It doesn't have to be an inversion about the mean.
Let $R$ be the "reflect-a-vector operator", meaning
$$R(v) = I - 2 |v\rangle \langle v|$$
Grover's algorithm works by starting in some state $|d\rangle$ and then alternating two reflection operations, $R(s)$ and $R(d)$, where $s$ is the solution vector and $d$ is a "diffusion vector". The choice of $d$ affects the speed of the algorithm. Basically, the more $d$ aligns with $s$ (the closer they are to parallel), the faster you will go. The problem is that you don't know what $s$ is, so you need to pick a $d$ that works okay for any possible $s$.
The simplest $d$ that works equally well for every possible $s$, and the $d$ that Grover happened to use, is the normalized sum of each possible $s$. That is to say, you set $d= \frac{1}{\sqrt{N}}\sum_{k=0}^{N-1} |k\rangle = |+\rangle^{\otimes \lg N}$. This $d$ is the average of all the solutions, so it inverts about the average.

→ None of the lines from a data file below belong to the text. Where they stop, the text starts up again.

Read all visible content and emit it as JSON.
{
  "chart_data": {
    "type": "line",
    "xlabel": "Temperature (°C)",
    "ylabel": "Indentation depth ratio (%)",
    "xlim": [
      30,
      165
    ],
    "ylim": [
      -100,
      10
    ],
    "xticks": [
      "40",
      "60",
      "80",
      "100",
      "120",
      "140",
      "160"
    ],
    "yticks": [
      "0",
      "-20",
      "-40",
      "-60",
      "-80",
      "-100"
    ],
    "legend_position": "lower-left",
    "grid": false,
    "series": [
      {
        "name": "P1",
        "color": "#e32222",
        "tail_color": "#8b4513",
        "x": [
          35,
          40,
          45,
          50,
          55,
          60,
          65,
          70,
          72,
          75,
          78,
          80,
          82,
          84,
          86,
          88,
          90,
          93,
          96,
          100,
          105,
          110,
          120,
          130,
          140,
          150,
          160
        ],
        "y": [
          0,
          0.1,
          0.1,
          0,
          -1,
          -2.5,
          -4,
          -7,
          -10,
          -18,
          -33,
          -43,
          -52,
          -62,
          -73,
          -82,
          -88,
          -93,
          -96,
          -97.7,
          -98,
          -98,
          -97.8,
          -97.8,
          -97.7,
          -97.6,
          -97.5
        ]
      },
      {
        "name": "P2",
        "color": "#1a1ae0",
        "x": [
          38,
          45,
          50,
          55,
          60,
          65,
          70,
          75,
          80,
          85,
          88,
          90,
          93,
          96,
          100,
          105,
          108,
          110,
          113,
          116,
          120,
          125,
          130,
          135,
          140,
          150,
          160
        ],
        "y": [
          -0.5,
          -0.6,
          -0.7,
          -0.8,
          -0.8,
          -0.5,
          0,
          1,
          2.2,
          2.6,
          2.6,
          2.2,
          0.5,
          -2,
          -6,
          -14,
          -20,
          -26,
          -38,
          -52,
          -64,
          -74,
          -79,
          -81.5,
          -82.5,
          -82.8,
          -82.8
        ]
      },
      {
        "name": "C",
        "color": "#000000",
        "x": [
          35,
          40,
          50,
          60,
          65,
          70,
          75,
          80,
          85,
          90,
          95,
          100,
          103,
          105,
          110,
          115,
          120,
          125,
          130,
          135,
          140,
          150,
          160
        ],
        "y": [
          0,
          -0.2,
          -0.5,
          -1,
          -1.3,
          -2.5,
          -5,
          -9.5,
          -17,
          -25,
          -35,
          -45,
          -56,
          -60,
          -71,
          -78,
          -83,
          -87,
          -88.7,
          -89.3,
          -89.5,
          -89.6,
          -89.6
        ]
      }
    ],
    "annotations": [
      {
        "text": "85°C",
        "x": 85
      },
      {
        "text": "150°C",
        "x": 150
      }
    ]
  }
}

Another perfectly acceptable choice of $d$ is $d = \frac{1}{\sqrt{N}}\sum_{k=0}^{N-1} (-1)^{\text{HammingWeight}(k)} |k\rangle = |-\rangle^{\otimes \lg N}$. For example, this is the state used in Quirk's example Grover circuit. Yet another perfectly acceptable choice of $d$ is the Fourier transform of any $|k\rangle$, e.g. $d = \text{QFT} \cdot |1\rangle = \frac{1}{\sqrt{N}}\sum_{k=0}^{N-1} e^{i k / N} |k\rangle$.
More generally, any $d$ that can be written in the form $\frac{1}{\sqrt{N}}\sum_{k=0}^{N-1} e^{i \theta_k}|k\rangle$ will work. As long as $|\langle d|k \rangle|^2 = 1/N$ for all $k$, you're good to go ... except that not all choices have a nice compact circuit. For that reason, you should stick to values of $\theta_k$ that factor across the qubits, i.e. states that can be factorized into the form $\otimes_{q=0}^{\lg N - 1} Z^{\phi_q}|+\rangle$.